Alaves recibe a Barcelona en un duelo que siempre tiene chispa, pero esta vez el favoritismo cae con claridad del lado azulgrana. Barcelona llega con la obligación de mandar, de mover el balón con ritmo y de golpear pronto para no permitir que el partido se enrede. En encuentros así, la calidad suele acabar pesando, y el conjunto visitante tiene demasiados recursos para marcar diferencias.
Alaves, eso sí, no regalará nada. En casa suele apretar, cerrar espacios y convertir cada balón dividido en una batalla. Su plan pasa por incomodar, resistir y buscar alguna transición rápida que ponga nervioso a Barcelona. Pero si el partido se juega a campo abierto, la velocidad asociativa y la pegada visitante pueden romper el guion muy pronto.
La gran clave estará en el control del centro del campo. Si Barcelona impone posesión, encuentra superioridades y acelera en el último tercio, el marcador puede inclinarse con autoridad.
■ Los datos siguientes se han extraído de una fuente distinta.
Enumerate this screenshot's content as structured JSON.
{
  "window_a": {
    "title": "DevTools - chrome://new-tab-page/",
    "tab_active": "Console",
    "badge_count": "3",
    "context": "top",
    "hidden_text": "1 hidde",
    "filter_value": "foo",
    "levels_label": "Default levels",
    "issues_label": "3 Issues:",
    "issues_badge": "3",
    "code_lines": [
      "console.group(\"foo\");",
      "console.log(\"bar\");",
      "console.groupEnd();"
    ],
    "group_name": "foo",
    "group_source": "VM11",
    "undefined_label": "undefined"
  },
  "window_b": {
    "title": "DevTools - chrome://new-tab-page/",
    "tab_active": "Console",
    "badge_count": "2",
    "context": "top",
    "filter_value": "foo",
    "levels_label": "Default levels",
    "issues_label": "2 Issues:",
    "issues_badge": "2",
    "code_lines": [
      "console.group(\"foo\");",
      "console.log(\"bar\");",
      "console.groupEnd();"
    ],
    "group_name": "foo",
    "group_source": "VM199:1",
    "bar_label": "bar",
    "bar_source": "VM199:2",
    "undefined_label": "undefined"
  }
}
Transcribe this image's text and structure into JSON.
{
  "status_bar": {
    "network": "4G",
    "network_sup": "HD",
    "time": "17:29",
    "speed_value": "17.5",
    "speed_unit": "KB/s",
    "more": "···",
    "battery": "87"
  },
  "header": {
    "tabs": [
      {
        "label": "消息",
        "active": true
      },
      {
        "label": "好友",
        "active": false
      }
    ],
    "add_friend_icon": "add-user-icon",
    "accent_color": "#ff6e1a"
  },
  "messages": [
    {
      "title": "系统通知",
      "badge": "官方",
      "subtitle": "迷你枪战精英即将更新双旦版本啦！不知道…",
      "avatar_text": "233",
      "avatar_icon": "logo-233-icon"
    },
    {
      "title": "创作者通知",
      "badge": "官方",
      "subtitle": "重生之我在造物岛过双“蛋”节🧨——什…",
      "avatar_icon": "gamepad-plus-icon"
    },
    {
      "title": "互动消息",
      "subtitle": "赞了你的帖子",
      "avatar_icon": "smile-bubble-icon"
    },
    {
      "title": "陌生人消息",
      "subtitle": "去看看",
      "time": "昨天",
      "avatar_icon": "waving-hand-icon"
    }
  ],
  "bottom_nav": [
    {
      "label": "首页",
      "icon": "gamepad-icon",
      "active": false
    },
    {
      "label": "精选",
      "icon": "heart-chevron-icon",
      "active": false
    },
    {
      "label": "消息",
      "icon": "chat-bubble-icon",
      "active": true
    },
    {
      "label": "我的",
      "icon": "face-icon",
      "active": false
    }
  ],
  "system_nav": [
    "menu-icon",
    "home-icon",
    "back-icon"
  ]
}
Alaves necesita un encuentro trabado, de pocas llegadas y mucha paciencia, porque si concede el primer golpe, la cuesta se vuelve durísima.
Pronóstico claro: Barcelona tiene más arsenal, más pegada y más soluciones para sacar adelante este tipo de noches. Espero un triunfo visitante con ocasiones y dominio territorial. El escenario invita a una victoria sólida de Barcelona.